Y_hat <- cbind(X, compute.interaction.c(X, diagonal = F)) %*% coef_p

Do you have any idea what the difference is?
(The compute_yhat_zz function did not help me figure out the difference.)

Thanks a lot!
Best,
Mara

Hi Mara, glad to hear the package is useful for you!

In practice, I'd definitely recommend using hierNet's predict function, as in predict(fit, newx = X). However, I understand that you still might like to try it yourself to make sure it's doing what you think it is. Below is a modification of your code that gives an exact match to the output of hierNet's predict function. The key is that whatever centering/scaling happened at the time of training also has to happen at the time of prediction:

library(hierNet)
set.seed(123)
n <- 100
p <- 10
X <- matrix(rnorm(n * p), n, p)
y <- rnorm(n)
diag <- FALSE
fit <- hierNet(x = X, y = y, lam = 2, diagonal = diag, strong = TRUE) 
yhat <- predict(fit, newx = X)

# standardize the new X in the same way that it was in training:
stand_X <- scale(X, center = fit$mx, scale = fit$sx)

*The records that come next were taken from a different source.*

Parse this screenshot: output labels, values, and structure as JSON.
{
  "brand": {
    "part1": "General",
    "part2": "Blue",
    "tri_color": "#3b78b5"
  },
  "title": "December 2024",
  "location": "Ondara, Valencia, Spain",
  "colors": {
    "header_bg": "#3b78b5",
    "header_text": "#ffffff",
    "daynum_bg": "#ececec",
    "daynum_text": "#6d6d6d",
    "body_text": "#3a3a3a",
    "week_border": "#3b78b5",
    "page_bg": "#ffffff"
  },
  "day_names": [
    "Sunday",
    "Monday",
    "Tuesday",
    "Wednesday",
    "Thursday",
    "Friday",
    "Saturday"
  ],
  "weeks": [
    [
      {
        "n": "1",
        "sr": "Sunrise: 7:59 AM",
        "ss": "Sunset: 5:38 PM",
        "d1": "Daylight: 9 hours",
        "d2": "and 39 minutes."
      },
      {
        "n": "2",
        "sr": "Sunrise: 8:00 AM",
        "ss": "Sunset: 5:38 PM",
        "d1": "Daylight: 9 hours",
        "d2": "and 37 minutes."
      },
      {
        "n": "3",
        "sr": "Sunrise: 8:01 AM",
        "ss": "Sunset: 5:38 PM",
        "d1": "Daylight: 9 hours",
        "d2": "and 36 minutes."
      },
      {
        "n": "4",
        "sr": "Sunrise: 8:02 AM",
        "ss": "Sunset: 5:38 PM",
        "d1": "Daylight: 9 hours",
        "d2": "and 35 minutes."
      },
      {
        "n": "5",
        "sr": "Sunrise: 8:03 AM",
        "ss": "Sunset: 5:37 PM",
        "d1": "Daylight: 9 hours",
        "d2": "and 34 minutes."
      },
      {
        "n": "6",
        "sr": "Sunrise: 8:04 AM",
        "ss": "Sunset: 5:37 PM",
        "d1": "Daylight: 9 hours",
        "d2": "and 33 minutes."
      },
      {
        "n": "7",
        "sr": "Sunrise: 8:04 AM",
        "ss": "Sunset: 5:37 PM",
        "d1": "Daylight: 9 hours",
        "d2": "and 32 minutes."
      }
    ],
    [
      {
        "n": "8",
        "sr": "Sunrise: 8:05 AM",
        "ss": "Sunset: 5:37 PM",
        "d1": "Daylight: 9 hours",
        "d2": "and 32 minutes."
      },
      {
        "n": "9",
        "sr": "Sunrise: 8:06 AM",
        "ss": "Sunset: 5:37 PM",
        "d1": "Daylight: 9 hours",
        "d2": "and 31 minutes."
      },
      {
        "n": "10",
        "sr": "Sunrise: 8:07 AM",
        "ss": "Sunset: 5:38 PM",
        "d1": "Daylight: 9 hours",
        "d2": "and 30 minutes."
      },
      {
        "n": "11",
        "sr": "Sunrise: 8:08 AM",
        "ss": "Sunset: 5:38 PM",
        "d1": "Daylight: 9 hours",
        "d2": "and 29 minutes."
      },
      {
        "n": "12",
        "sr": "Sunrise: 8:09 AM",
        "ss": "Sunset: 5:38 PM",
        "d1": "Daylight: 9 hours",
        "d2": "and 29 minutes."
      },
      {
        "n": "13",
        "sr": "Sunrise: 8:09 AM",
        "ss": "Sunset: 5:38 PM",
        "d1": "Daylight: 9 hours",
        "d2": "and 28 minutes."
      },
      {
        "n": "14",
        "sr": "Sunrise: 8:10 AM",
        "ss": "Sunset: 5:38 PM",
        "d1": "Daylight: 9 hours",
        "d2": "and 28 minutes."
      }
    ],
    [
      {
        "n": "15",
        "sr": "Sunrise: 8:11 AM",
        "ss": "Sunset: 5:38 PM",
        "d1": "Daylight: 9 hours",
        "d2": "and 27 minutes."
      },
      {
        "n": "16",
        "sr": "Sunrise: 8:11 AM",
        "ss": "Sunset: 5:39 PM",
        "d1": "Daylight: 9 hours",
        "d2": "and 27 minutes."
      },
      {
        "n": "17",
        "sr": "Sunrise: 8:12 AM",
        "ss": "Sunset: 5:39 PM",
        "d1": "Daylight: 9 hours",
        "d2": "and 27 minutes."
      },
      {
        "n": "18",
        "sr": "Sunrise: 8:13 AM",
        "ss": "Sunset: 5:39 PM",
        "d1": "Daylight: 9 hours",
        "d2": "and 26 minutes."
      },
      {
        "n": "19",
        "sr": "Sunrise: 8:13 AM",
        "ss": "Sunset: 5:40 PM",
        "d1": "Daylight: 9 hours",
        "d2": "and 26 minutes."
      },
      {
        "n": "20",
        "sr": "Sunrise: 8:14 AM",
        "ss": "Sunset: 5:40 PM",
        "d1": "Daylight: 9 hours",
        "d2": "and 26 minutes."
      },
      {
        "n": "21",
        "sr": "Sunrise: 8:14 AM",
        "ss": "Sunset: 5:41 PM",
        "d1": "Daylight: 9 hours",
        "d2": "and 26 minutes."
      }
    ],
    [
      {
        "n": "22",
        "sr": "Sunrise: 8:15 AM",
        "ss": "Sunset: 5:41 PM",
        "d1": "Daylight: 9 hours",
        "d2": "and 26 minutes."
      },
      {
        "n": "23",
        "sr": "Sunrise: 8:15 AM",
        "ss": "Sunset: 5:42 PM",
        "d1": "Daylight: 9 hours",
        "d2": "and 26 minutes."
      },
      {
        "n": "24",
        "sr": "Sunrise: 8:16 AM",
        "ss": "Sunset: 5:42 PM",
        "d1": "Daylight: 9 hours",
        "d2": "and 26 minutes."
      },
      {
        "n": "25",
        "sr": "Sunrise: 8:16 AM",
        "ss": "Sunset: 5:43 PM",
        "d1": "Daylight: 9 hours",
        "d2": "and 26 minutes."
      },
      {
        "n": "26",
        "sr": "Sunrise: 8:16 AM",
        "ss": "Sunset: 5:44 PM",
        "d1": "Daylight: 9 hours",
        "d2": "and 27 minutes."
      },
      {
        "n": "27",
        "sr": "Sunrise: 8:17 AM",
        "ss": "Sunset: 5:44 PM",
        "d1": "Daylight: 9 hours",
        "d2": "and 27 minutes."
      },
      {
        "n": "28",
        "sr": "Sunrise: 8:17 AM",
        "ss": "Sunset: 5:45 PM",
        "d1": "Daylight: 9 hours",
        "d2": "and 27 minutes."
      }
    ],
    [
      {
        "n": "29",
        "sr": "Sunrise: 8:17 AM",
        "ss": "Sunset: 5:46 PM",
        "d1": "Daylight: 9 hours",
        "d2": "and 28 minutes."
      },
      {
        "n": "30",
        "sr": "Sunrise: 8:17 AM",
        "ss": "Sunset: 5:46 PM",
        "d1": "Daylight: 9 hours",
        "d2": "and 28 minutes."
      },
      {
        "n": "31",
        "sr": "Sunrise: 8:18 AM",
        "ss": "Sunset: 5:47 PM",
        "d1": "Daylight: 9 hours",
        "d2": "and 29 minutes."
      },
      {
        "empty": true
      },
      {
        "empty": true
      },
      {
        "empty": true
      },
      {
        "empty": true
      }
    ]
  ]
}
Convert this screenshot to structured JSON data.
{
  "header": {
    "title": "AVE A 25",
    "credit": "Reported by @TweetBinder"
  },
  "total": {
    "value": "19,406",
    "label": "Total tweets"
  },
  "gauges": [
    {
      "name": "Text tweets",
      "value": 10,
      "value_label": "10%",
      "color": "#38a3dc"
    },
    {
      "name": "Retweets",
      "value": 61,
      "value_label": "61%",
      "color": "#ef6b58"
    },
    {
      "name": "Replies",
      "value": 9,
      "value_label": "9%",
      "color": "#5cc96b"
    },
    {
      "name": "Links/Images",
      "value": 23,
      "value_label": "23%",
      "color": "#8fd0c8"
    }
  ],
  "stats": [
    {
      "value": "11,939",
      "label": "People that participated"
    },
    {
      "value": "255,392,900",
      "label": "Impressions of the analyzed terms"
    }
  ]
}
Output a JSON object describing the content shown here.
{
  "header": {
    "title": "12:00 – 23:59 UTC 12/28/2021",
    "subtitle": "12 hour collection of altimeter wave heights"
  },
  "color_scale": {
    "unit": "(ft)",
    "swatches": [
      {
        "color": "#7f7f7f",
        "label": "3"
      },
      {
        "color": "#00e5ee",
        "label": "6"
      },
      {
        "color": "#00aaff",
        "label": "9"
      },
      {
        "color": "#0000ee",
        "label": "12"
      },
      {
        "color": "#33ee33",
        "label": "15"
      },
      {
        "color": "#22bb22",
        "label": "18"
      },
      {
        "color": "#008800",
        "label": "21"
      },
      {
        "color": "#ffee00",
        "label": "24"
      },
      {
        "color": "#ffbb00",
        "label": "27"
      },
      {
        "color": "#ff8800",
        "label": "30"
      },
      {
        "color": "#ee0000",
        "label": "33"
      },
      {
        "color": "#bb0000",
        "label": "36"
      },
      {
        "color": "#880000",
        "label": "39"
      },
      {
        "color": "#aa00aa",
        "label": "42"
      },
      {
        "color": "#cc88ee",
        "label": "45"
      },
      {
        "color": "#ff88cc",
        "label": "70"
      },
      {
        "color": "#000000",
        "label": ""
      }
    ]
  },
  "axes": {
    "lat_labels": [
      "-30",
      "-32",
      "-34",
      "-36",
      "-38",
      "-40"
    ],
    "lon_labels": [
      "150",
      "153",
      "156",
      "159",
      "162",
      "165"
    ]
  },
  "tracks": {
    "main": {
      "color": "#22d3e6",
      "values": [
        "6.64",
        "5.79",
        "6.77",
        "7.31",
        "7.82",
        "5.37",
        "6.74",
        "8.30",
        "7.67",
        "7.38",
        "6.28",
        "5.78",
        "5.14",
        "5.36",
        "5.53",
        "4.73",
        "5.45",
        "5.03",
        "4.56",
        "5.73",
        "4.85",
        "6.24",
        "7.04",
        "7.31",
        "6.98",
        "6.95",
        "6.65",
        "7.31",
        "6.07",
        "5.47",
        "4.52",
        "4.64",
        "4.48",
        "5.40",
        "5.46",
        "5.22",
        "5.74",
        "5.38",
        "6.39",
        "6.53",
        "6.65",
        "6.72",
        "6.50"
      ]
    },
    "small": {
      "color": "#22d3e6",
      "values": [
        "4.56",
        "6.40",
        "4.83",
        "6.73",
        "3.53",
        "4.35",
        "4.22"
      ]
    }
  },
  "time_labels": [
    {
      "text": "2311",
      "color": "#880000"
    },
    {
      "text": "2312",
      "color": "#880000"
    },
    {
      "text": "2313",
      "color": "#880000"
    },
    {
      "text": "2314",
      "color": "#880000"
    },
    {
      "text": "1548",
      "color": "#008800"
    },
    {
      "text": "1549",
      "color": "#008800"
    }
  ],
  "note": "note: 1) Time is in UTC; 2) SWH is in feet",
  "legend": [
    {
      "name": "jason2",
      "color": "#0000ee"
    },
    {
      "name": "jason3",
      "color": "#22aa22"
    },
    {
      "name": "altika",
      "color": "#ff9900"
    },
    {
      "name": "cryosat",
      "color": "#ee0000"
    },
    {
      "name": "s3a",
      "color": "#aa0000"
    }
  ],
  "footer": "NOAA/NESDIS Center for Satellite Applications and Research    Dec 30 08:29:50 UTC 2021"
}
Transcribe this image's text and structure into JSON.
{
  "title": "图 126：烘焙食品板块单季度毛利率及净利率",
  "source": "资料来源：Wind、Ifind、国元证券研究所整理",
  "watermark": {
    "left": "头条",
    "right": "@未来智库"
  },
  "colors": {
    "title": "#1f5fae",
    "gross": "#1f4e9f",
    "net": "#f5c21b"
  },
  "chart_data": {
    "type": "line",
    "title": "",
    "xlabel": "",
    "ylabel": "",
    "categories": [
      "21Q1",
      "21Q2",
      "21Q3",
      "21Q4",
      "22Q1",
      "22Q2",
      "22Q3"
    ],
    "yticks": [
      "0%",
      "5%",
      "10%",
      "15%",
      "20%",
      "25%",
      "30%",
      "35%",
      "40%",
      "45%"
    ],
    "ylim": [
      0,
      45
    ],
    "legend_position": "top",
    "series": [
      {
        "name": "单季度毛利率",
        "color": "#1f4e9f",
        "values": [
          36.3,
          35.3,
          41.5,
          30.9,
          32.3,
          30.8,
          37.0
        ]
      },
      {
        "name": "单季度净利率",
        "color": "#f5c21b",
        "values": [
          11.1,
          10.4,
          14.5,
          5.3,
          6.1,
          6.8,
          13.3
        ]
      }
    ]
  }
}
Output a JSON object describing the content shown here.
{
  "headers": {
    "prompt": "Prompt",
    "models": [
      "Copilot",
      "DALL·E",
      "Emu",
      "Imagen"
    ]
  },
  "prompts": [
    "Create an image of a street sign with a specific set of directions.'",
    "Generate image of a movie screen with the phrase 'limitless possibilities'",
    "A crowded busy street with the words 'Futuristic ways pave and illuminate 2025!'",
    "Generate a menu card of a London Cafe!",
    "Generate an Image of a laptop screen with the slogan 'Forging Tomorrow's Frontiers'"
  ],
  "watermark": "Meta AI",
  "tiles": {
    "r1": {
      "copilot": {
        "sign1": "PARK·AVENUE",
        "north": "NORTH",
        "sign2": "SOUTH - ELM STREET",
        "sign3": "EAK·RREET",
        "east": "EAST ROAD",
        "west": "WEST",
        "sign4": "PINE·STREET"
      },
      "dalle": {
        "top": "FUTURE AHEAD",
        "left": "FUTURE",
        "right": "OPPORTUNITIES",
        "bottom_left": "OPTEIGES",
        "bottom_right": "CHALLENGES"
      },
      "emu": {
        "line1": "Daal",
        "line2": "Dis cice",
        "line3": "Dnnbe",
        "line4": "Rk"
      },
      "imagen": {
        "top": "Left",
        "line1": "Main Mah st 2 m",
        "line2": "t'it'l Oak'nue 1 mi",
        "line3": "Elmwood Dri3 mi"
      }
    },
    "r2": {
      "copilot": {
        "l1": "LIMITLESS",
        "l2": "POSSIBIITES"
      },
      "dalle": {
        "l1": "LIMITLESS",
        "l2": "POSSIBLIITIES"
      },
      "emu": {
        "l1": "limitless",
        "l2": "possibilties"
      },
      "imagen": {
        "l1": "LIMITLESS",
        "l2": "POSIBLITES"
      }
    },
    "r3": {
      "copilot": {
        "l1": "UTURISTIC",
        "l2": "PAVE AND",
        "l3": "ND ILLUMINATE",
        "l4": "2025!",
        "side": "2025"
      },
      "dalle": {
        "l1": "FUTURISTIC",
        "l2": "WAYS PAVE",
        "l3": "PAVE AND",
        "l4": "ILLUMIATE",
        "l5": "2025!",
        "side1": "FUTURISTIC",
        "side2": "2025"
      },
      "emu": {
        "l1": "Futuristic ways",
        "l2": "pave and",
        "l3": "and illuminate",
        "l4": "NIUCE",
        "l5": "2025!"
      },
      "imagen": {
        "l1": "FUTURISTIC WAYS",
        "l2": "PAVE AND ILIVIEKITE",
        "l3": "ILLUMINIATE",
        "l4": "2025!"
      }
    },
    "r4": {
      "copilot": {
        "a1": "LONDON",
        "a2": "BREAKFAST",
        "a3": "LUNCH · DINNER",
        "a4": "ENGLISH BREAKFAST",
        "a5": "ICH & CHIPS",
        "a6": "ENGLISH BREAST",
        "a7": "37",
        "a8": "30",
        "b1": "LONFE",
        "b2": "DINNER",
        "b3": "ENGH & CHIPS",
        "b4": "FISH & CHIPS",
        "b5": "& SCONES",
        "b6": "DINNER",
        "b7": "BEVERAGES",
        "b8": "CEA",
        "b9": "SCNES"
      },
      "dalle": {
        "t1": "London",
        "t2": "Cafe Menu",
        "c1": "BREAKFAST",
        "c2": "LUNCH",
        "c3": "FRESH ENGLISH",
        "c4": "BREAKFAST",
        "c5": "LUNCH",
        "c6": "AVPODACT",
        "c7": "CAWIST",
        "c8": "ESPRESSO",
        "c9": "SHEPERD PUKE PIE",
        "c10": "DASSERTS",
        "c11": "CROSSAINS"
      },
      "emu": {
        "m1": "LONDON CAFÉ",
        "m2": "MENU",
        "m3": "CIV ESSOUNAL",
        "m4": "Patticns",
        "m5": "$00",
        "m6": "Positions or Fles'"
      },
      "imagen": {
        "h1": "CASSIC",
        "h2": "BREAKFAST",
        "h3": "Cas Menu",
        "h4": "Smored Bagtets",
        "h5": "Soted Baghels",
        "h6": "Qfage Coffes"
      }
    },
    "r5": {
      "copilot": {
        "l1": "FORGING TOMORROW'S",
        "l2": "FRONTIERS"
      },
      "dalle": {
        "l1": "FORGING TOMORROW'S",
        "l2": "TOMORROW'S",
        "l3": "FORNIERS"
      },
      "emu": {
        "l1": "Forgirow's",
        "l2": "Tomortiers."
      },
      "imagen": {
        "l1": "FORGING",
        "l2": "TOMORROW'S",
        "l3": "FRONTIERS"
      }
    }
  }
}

# use the scaled X to form the interactions, and then center the interactions
# in the same way they were in training:
zz <- scale(compute.interactions.c(stand_X, diagonal = diag),
            center = fit$mzz, 
            scale = FALSE)

# this part is what you had:
theta <- (fit$th + t(fit$th))/2
interact_p <- theta[lower.tri(theta, diag = diag)]
coef_p <- c(fit$bp - fit$bn, interact_p)

# add fit$my to predictions to account for the internal centering:
Y_hat <- fit$my + cbind(stand_X, zz) %*% coef_p

range(yhat - Y_hat)

One more thing I should clarify: Your model.matrix( ~ -1 + ., as.data.frame(X)) code is not preventing hierNet from using an intercept. In fact, hierNet always uses an intercept.

Hi Jacob, Many thanks for the detailed answer and the code example!